Le front tout soucieux et penché vers le sol,
Vous passez sans répondre au gai salut des merles.
Où donc est-il, ce temps où vous comptiez les perles
Et les beaux diamants aux éclairs diaprés
Que répand le matin sur le velours des prés ?
Avec un soin plus grand que pour des pierres fines,
Vous enleviez aux fleurs les gouttes argentines ;
Vous preniez pour cordon un brin de ce fil blanc
Que la Vierge des cieux laisse choir en filant,
Et vous en composiez, enfantines merveilles,
Des colliers à trois rangs et des pendants d’oreilles.
Quel crime ont donc commis ces chers coquelicots,
Qui, passant leur front rouge entre les blés égaux,
Au revers du sillon, de leurs petites langues,
Vous faisaient autrefois de si belles harangues ?
De votre négligence ils sont tout attristés
Et se plaignent au vent de n’être plus chantés.
C’est en vain que juillet les convie à sa fête :
Ainsi que des vieillards ils vont courbant la tête,
Et s’ils pouvaient noircir ils se mettraient en deuil.
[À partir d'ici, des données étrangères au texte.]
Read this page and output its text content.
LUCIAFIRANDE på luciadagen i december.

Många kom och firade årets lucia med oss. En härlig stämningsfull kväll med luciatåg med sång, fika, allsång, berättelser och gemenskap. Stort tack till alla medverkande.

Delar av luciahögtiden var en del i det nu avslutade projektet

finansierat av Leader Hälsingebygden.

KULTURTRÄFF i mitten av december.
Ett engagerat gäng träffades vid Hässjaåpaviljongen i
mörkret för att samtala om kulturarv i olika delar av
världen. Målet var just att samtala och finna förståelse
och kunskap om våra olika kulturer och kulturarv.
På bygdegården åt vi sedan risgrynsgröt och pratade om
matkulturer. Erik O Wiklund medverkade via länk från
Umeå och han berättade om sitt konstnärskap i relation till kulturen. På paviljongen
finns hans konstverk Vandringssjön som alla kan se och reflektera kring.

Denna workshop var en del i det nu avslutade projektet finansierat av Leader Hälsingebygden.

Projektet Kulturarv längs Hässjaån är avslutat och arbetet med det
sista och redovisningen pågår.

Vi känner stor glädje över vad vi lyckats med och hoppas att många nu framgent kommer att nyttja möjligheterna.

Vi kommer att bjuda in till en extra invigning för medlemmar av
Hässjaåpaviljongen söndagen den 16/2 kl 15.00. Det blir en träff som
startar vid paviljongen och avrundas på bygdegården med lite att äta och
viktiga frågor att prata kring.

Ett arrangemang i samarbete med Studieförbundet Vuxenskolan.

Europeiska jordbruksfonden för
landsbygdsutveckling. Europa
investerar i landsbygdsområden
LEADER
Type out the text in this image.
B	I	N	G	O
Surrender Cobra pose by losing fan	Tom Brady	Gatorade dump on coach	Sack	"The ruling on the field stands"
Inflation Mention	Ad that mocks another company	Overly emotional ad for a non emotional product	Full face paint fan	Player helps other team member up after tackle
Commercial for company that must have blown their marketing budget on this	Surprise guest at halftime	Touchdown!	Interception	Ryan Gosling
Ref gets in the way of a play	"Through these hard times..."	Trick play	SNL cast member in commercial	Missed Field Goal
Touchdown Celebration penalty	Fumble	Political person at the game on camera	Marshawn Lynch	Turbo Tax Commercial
Les bluets désolés ont tous la larme à l’œil,
Car ils vous pensent mort et ne peuvent pas croire
Que vous avez perdu si vite la mémoire
Des entretiens naïfs et des charmants amours
Que vous aviez ensemble au midi des beaux jours !
Ami, vous étiez fait pour chanter sous le hêtre,
Comme le doux berger que Mantoue a vu naître,
La blonde Amaryllis en couplets alternés.
De sauvages odeurs vos vers tout imprégnés
Sentent le serpolet, le thym et la frambroise ;
À vos molles chansons le bouvreuil s’apprivoise
Et, tout émerveillé, du sommeil des ormeaux
Descend de branche en branche et vient sur vos pipeaux.